Former Taft College football player Dante Scarnecchia gets his fifth Super Bowl ring

Dante Scarnecchia (Courtesy Providence Journal)
Dante Scarnecchia (Courtesy Providence Journal)

By Dennis McCall
Contributing Writer

Taft Midway Driller

Dante Scarnecchia, a starting center on Taft College's 1966 championship football team, has earned his fifth Super Bowl ring as offensive line coach and assistant head coach of the World Champion New England Patriots.

Sunday's 13-3 win over the upstart L.A. Rams capped Scarnecchia's 47th season as a coach, his 35th in the NFL and 33rd with the Patriots. Under his guidance the patriot line has flourished, finishing near the top in major statistical categories nearly every season. In 2017 his offensive line led the NFL in total yards and was second in scoring.
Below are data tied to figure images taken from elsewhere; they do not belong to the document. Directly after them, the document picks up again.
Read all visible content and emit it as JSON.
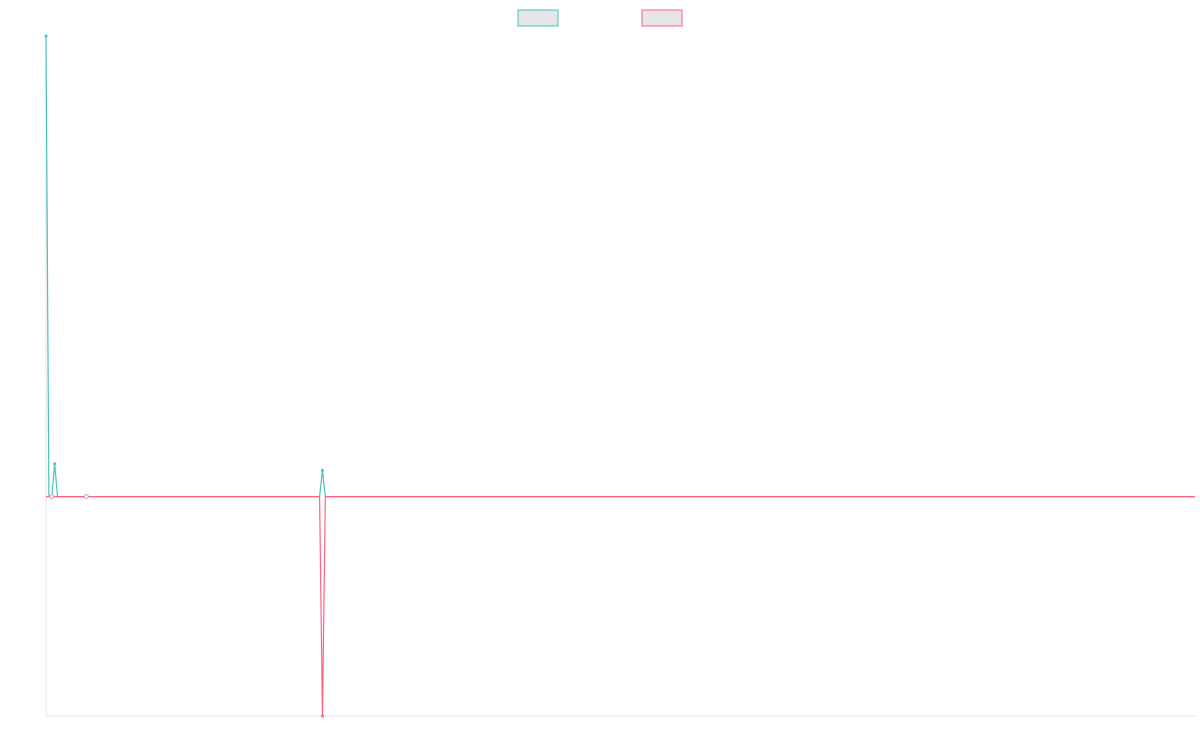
{
  "chart_data": {
    "type": "line",
    "title": "",
    "xlabel": "",
    "ylabel": "",
    "grid": false,
    "legend_position": "top-center",
    "x_count": 400,
    "ylim": [
      -50,
      105
    ],
    "series": [
      {
        "name": "",
        "color": "#4bc0c0",
        "legend_fill": "#e6e6e6",
        "baseline": 0,
        "points": [
          {
            "x": 0,
            "y": 105
          },
          {
            "x": 1,
            "y": 0
          },
          {
            "x": 2,
            "y": 0
          },
          {
            "x": 3,
            "y": 7.5
          },
          {
            "x": 4,
            "y": 0
          },
          {
            "x": 95,
            "y": 0
          },
          {
            "x": 96,
            "y": 6
          },
          {
            "x": 97,
            "y": 0
          },
          {
            "x": 399,
            "y": 0
          }
        ]
      },
      {
        "name": "",
        "color": "#ff6384",
        "legend_fill": "#e6e6e6",
        "baseline": 0,
        "points": [
          {
            "x": 0,
            "y": 0
          },
          {
            "x": 94,
            "y": 0
          },
          {
            "x": 95,
            "y": 0
          },
          {
            "x": 96,
            "y": -50
          },
          {
            "x": 97,
            "y": 0
          },
          {
            "x": 399,
            "y": 0
          }
        ]
      }
    ]
  }
}
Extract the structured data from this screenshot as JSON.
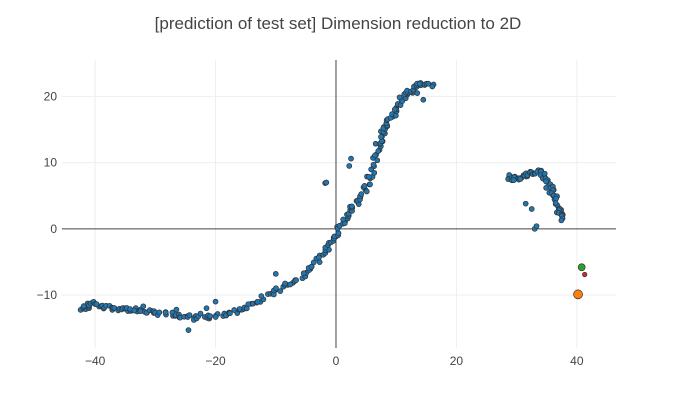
{
  "chart_data": {
    "type": "scatter",
    "title": "[prediction of test set]  Dimension reduction to 2D",
    "xlabel": "",
    "ylabel": "",
    "xlim": [
      -45.5,
      46.5
    ],
    "ylim": [
      -18,
      25.5
    ],
    "grid": true,
    "zero_lines": true,
    "x_ticks": [
      -40,
      -20,
      0,
      20,
      40
    ],
    "x_tick_labels": [
      "−40",
      "−20",
      "0",
      "20",
      "40"
    ],
    "y_ticks": [
      -10,
      0,
      10,
      20
    ],
    "y_tick_labels": [
      "−10",
      "0",
      "10",
      "20"
    ],
    "colors": {
      "main": "#1f77b4",
      "green": "#2ca02c",
      "red": "#d62728",
      "orange": "#ff7f0e",
      "marker_outline": "#333333",
      "grid": "#eeeeee",
      "zeroline": "#444444"
    },
    "series": [
      {
        "color": "#1f77b4",
        "marker_size": 4,
        "curve_segments": [
          [
            [
              -42.3,
              -12.4
            ],
            [
              -41.5,
              -11.8
            ],
            [
              -40.5,
              -11.2
            ],
            [
              -39.0,
              -11.6
            ],
            [
              -37.5,
              -11.9
            ],
            [
              -36.0,
              -12.0
            ],
            [
              -34.5,
              -12.2
            ],
            [
              -33.0,
              -12.4
            ],
            [
              -31.0,
              -12.6
            ],
            [
              -29.0,
              -12.8
            ],
            [
              -27.0,
              -13.0
            ],
            [
              -25.0,
              -13.2
            ],
            [
              -23.0,
              -13.5
            ],
            [
              -21.0,
              -13.4
            ],
            [
              -19.0,
              -13.0
            ],
            [
              -17.0,
              -12.6
            ],
            [
              -15.0,
              -11.8
            ],
            [
              -13.0,
              -11.0
            ],
            [
              -11.0,
              -10.0
            ],
            [
              -9.0,
              -9.0
            ],
            [
              -7.0,
              -8.0
            ],
            [
              -5.0,
              -6.5
            ],
            [
              -3.5,
              -5.3
            ],
            [
              -2.0,
              -3.8
            ],
            [
              -1.0,
              -2.2
            ],
            [
              0.0,
              -0.8
            ],
            [
              1.0,
              0.8
            ],
            [
              2.0,
              2.3
            ],
            [
              3.0,
              3.5
            ],
            [
              4.0,
              4.8
            ],
            [
              5.0,
              6.2
            ],
            [
              5.8,
              8.0
            ],
            [
              6.5,
              10.5
            ],
            [
              7.0,
              12.3
            ],
            [
              7.5,
              13.8
            ],
            [
              8.2,
              15.2
            ],
            [
              9.0,
              16.5
            ],
            [
              10.0,
              18.0
            ],
            [
              11.0,
              19.5
            ],
            [
              12.0,
              20.5
            ],
            [
              13.0,
              21.3
            ],
            [
              14.0,
              22.0
            ],
            [
              15.0,
              22.2
            ]
          ],
          [
            [
              28.5,
              8.0
            ],
            [
              29.5,
              7.6
            ],
            [
              30.5,
              7.7
            ],
            [
              31.5,
              8.0
            ],
            [
              32.5,
              8.4
            ],
            [
              33.5,
              8.6
            ],
            [
              34.3,
              8.3
            ],
            [
              35.0,
              7.4
            ],
            [
              35.6,
              6.0
            ],
            [
              36.2,
              4.8
            ],
            [
              36.8,
              3.5
            ],
            [
              37.3,
              2.3
            ],
            [
              37.8,
              1.2
            ]
          ]
        ],
        "jitter_x": 0.5,
        "jitter_y": 0.35,
        "points_per_segment": 6,
        "outliers": [
          [
            -1.8,
            6.9
          ],
          [
            -1.6,
            7.0
          ],
          [
            2.2,
            9.5
          ],
          [
            2.5,
            10.6
          ],
          [
            -10,
            -6.8
          ],
          [
            -24.5,
            -15.3
          ],
          [
            -20,
            -11
          ],
          [
            -32,
            -11.7
          ],
          [
            -22.5,
            -12.8
          ],
          [
            -16,
            -12.1
          ],
          [
            16.2,
            21.8
          ],
          [
            16,
            21.5
          ],
          [
            14.5,
            19.5
          ],
          [
            13.5,
            20.5
          ],
          [
            31.5,
            3.8
          ],
          [
            32.5,
            3.0
          ],
          [
            33,
            0
          ],
          [
            33.3,
            0.4
          ],
          [
            -26.5,
            -12.2
          ],
          [
            -21.5,
            -12.0
          ]
        ]
      },
      {
        "color": "#2ca02c",
        "marker_size": 6,
        "points": [
          [
            40.8,
            -5.8
          ]
        ]
      },
      {
        "color": "#d62728",
        "marker_size": 3.5,
        "points": [
          [
            41.3,
            -6.9
          ]
        ]
      },
      {
        "color": "#ff7f0e",
        "marker_size": 8,
        "points": [
          [
            40.2,
            -9.9
          ]
        ]
      }
    ]
  }
}
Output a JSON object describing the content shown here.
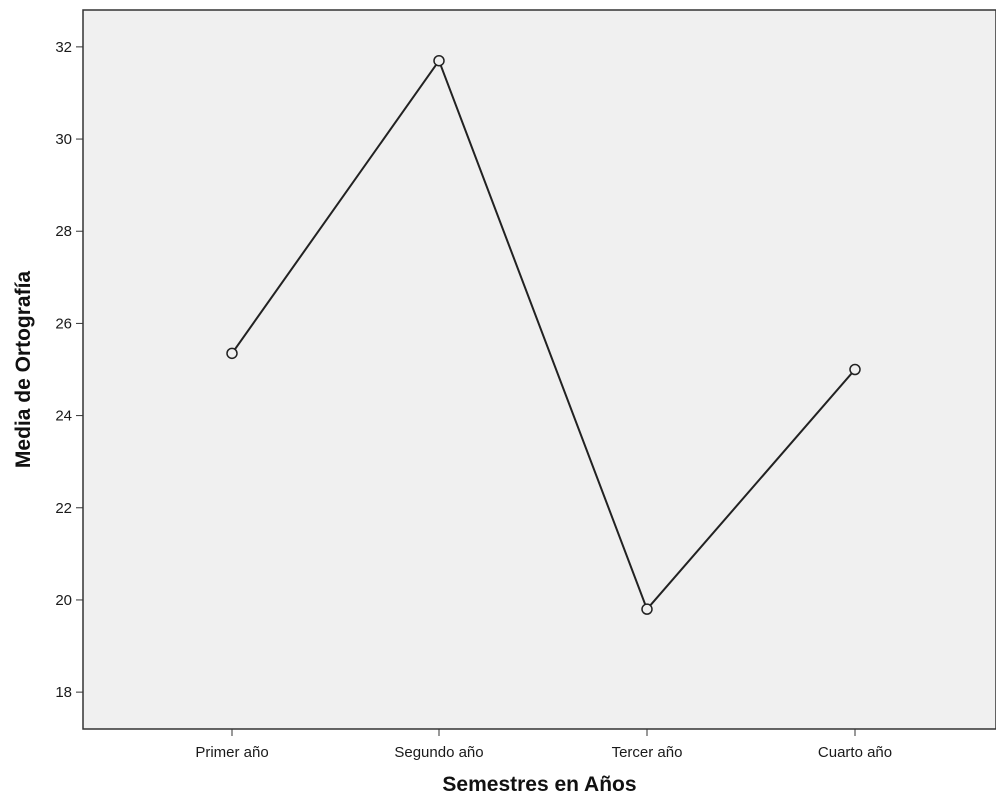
{
  "chart_data": {
    "type": "line",
    "title": "",
    "xlabel": "Semestres en Años",
    "ylabel": "Media de Ortografía",
    "categories": [
      "Primer año",
      "Segundo año",
      "Tercer año",
      "Cuarto año"
    ],
    "series": [
      {
        "values": [
          25.35,
          31.7,
          19.8,
          25.0
        ]
      }
    ],
    "ylim": [
      17.2,
      32.8
    ],
    "yticks": [
      18,
      20,
      22,
      24,
      26,
      28,
      30,
      32
    ],
    "grid": false,
    "legend": "none",
    "colors": {
      "plot_background": "#f0f0f0",
      "line": "#222222",
      "marker": "#222222",
      "axis": "#333333"
    },
    "marker": "open-circle"
  }
}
A few days before the Super Bowl New England's franchise quarterback Tom Brady called Scarnecchia "the best offensive line coach in the history of the game," which only made the famously media shy Coach Scar "cringe."

He was recruited to play in Taft by legendary coach Tom Harrell and between seasons accompanied his coach on recruiting trips to Southern California, where he attended Montebello High.

After the Cougars won the 1966 Wool Bowl in New Mexico, Scarnecchia and teammate Jim Anderson earned scholarships to Cal Western University (now known as Alliant Univ.) in San Diego where they played for two years and coached as graduate assistants for two more. They went separate ways with Scarnecchia making stops at Iowa State, SMU, University of Pacific, and Northern Arizona before getting hired by the patriots in 1991.

Like his former TC teammate, Anderson coached at several universities before becoming the Cincinnati Bengals running back coach for 29 years before retiring five years ago. Anderson coached five Pro Bowl running backs, including several 1,000-yard rushers.

"Jim and I met at Taft College and have been close friends since," Scarnecchia told me several; years ago when Harrell passed away. "Our families still get together to vacation in the off-season."

Anderson, who was from Pennsylvania, remained in the Cincinnati area after retiring.